Localization of target protein Puctg 112
Immunocolloidal gold localization technology was introduced to locate the target Puctg 112 (hydrophobin B-like protein) in initial sclerotia of P. umbellatus. The experimental process refer to the previous article8 and the general steps were as follows: Sclerotia was cut into small pieces with a diameter of about 0.3 cm, and were fixed with 4% glutaraldehyde solution (4°C) followed washing with PBS buffer (pH6.8) and then dehydrated with 15%-100% ethanol solution (4°C) for 30 min each time. The dehydrated samples were treated with ethanol-LR White epoxy resin mixture (ethanol: LR White=3:1, 1:1 and 1:3) for 24h each time, and then imbedded in the LR white resin. The pellets were cut into 50~80 nm ultra-thin sections and washed three times with distilled water, PBS-glycine solution and PBS-T for 5 min each time in proper order. The slices were incubated with anti-Puctg 112 antibody (prepared by Beijing Protein Innovation Co., Ltd.) diluted to 6000 times, and incubated at room temperature for 60 min and then incubated at 4 °C overnight. After cleaned them with 0.1% BSA Tris-phosphate buffer (PBS-T), the slices were incubated with goat anti-mouse secondary antibody diluted to 20 times with PBS-T solution for 90 min at room temperature. Washed three times with PBS-T, PBS-glycine solution and distilled water for 5 min each time. Sample sections were treated with sensitization solution and uranyl acetate for 15 minutes each time, and finally were visualized by using JEM-1230 transmission electron microscope (Tokyo, Japan).

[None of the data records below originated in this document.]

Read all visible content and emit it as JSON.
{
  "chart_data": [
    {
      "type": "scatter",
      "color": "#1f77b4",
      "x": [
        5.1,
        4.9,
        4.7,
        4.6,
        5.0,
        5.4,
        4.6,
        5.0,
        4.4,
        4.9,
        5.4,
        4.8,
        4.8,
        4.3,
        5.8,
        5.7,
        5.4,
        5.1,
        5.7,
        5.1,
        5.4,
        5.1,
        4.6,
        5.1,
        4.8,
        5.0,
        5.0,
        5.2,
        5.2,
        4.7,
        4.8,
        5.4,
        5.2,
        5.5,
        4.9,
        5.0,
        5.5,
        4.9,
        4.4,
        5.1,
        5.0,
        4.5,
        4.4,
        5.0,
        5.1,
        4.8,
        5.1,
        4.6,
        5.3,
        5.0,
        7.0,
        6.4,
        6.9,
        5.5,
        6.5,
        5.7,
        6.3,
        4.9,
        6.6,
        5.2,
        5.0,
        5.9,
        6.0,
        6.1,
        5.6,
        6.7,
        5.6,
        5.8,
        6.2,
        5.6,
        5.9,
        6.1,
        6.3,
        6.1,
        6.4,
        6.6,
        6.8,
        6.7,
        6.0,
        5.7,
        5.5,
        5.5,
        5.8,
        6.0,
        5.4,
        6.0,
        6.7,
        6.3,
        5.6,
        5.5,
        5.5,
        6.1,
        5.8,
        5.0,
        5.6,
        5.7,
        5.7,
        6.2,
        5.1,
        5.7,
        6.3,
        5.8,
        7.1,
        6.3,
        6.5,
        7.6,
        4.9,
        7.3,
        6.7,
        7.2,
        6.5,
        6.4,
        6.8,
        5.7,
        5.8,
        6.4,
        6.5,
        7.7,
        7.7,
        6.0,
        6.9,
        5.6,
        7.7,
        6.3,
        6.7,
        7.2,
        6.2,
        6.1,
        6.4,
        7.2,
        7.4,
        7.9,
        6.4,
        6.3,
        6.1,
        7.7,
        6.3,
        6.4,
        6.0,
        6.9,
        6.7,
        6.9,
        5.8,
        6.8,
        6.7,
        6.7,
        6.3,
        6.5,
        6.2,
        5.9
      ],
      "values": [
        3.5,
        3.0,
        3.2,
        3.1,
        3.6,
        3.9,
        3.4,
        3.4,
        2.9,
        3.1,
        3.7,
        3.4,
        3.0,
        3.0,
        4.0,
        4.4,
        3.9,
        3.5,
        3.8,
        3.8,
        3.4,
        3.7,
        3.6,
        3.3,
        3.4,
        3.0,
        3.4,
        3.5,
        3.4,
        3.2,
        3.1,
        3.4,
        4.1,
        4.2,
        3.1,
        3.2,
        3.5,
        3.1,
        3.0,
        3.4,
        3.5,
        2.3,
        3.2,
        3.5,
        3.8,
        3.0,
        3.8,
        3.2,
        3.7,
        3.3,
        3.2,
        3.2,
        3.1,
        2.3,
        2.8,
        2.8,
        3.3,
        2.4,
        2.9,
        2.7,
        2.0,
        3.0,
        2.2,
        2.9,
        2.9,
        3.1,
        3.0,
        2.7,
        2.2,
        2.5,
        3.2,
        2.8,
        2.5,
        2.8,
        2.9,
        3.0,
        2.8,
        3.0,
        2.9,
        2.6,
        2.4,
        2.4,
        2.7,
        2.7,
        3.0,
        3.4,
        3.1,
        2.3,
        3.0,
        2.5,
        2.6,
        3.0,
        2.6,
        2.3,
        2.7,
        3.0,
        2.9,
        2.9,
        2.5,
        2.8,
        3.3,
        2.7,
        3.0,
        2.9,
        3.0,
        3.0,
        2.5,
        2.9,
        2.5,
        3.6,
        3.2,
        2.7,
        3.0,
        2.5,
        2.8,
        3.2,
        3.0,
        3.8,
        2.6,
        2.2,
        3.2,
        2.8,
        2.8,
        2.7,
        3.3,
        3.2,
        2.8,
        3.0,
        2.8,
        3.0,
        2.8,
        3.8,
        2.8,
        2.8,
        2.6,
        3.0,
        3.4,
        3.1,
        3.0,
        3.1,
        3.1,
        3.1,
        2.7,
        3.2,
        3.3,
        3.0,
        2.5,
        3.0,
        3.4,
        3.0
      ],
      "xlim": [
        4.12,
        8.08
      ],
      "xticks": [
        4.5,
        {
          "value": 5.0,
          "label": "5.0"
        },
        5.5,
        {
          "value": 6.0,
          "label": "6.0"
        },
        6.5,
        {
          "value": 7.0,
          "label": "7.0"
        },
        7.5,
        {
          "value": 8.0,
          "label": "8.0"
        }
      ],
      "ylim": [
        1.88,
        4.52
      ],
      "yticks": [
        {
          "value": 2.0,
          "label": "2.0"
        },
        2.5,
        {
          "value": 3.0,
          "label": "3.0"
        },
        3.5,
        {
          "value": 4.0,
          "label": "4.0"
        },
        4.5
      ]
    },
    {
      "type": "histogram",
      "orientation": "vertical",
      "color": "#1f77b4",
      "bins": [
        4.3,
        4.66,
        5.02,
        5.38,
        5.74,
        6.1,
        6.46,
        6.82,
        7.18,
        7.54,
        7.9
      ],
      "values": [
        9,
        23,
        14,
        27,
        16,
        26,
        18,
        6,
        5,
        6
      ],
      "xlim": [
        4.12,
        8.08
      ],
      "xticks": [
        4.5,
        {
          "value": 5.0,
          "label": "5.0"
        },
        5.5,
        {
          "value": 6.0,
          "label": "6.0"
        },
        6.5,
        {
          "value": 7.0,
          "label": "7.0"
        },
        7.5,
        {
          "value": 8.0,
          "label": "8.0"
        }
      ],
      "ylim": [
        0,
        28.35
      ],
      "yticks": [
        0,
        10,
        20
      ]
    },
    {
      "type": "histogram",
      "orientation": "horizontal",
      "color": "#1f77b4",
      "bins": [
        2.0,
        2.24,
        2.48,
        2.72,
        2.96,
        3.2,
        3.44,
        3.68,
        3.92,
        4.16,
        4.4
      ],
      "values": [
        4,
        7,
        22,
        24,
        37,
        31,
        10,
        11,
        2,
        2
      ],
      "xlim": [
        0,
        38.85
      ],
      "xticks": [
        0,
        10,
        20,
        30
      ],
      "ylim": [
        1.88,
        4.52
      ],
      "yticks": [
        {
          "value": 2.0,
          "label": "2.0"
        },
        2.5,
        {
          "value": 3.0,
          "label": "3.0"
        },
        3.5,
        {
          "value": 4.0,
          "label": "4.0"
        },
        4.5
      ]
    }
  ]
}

Data processing and biological information analysis
Quantified proteins of sclerotia by SWATH were selected, normalized and compared via t-test to identify differentially expressed proteins (DEPs) of MS vs. IS, MS vs. DS and DS vs. IS. Union of the DEPs was done via Venn diagram, and then GO annotation and KEGG pathway enrichment analysis were performed by omicsbeanTM (Shanghai Gene for health Co.). Those DEPs involved in defensive structures of sclerotia were selected for further analyses to investigate morphological changes in sclerotia. Calculated results are presented as M±SD (n=3) followed Grubbs test to remove suspicious data.